Even deep-pockets Time Warner Publishing, for example, has laid off 105 editorial and 500 business employees at six magazines. Moreover, the company’s flagship, Time, is drawing up a radical redesign. Business Week has closed three news bureaus and shelved plans to launch a new magazine. At Lang Communications, one publisher, Carol Taber, has taken on responsibility for two publications, Working Woman and Working Mother.

Coping presents publishers with a delicate balancing act. In good times, magazines maintain a stable ratio between ads and stories, something like 60% ads, 40% editorial content. But today, if magazines trim editorial pages to keep pace with vanishing ads, they risk losing the pizazz that attracts readers. Although most publications have opted for fewer pages, a bold few, such as Esquire, GQ, Mademoiselle, Mirabella, and Vanity Fair, have kept up the illusion of health by increasing editorial features to replace missing ads.

Publishers with diversified holdings come up with more creative alternatives than price cutting. For example, in a highly unusual arrangement, Time Warner’s Money magazine accepted an offer from General Mills’ Total cereal to distribute special editions of the magazine with boxes of cereal. General Mills buys the magazines, and Money pockets the proceeds from selling ads. Some women’s magazines now offer tie-ins with special events such as fashion shows.

Despite their problems, a few publishers are still adding money and people, or launching new titles.

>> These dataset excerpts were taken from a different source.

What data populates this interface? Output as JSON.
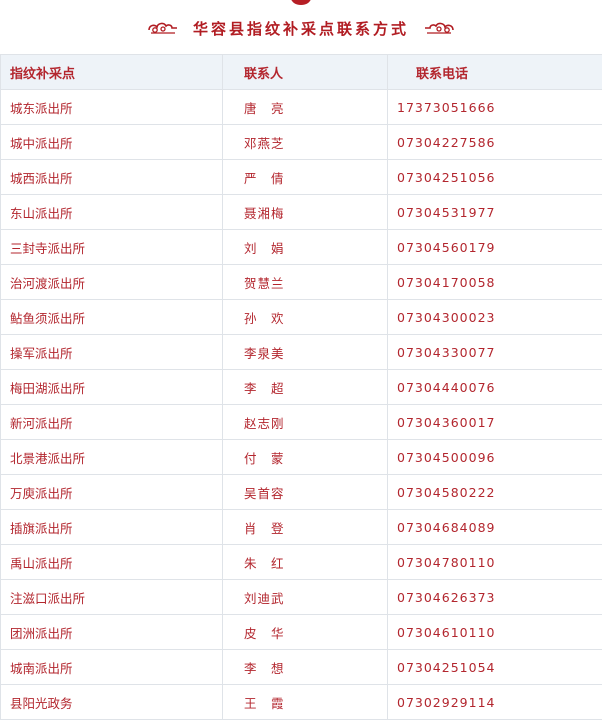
{
  "title": "华容县指纹补采点联系方式",
  "colors": {
    "accent": "#b11c22",
    "text": "#b3262e",
    "header_bg": "#eef3f8",
    "border": "#dfe3e8"
  },
  "ornaments": {
    "left": "cloud-ornament-icon",
    "right": "cloud-ornament-icon"
  },
  "table": {
    "headers": [
      "指纹补采点",
      "联系人",
      "联系电话"
    ],
    "rows": [
      [
        "城东派出所",
        "唐　亮",
        "17373051666"
      ],
      [
        "城中派出所",
        "邓燕芝",
        "07304227586"
      ],
      [
        "城西派出所",
        "严　倩",
        "07304251056"
      ],
      [
        "东山派出所",
        "聂湘梅",
        "07304531977"
      ],
      [
        "三封寺派出所",
        "刘　娟",
        "07304560179"
      ],
      [
        "治河渡派出所",
        "贺慧兰",
        "07304170058"
      ],
      [
        "鲇鱼须派出所",
        "孙　欢",
        "07304300023"
      ],
      [
        "操军派出所",
        "李泉美",
        "07304330077"
      ],
      [
        "梅田湖派出所",
        "李　超",
        "07304440076"
      ],
      [
        "新河派出所",
        "赵志刚",
        "07304360017"
      ],
      [
        "北景港派出所",
        "付　蒙",
        "07304500096"
      ],
      [
        "万庾派出所",
        "吴首容",
        "07304580222"
      ],
      [
        "插旗派出所",
        "肖　登",
        "07304684089"
      ],
      [
        "禹山派出所",
        "朱　红",
        "07304780110"
      ],
      [
        "注滋口派出所",
        "刘迪武",
        "07304626373"
      ],
      [
        "团洲派出所",
        "皮　华",
        "07304610110"
      ],
      [
        "城南派出所",
        "李　想",
        "07304251054"
      ],
      [
        "县阳光政务",
        "王　霞",
        "07302929114"
      ]
    ]
  }
}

For example, Conde Nast has forged ahead with an expensive redesign of Self as well as introduced a slick new publication called Allure. Readers Digest Assn. bought a sickly American Health and has been pouring money into its resuscitation. Dow Jones & Co. and Hearst Corp. have announced plans to test a new financial magazine called SmartMoney. Time Warner decided to publish a new magazine, Martha Stewart Living, after two successful test issues.

When will the turnaround come? Responds Hershel Sarbin, chief executive of Cowles Business Media in Stamford, Conn., and publisher of Folio, a trade publication for magazine management: “If you can tell me how long the recession will last in the auto, travel, real estate and banking industries, I will tell you how long it will last in magazine advertising.” In other words, your guess is as good as his.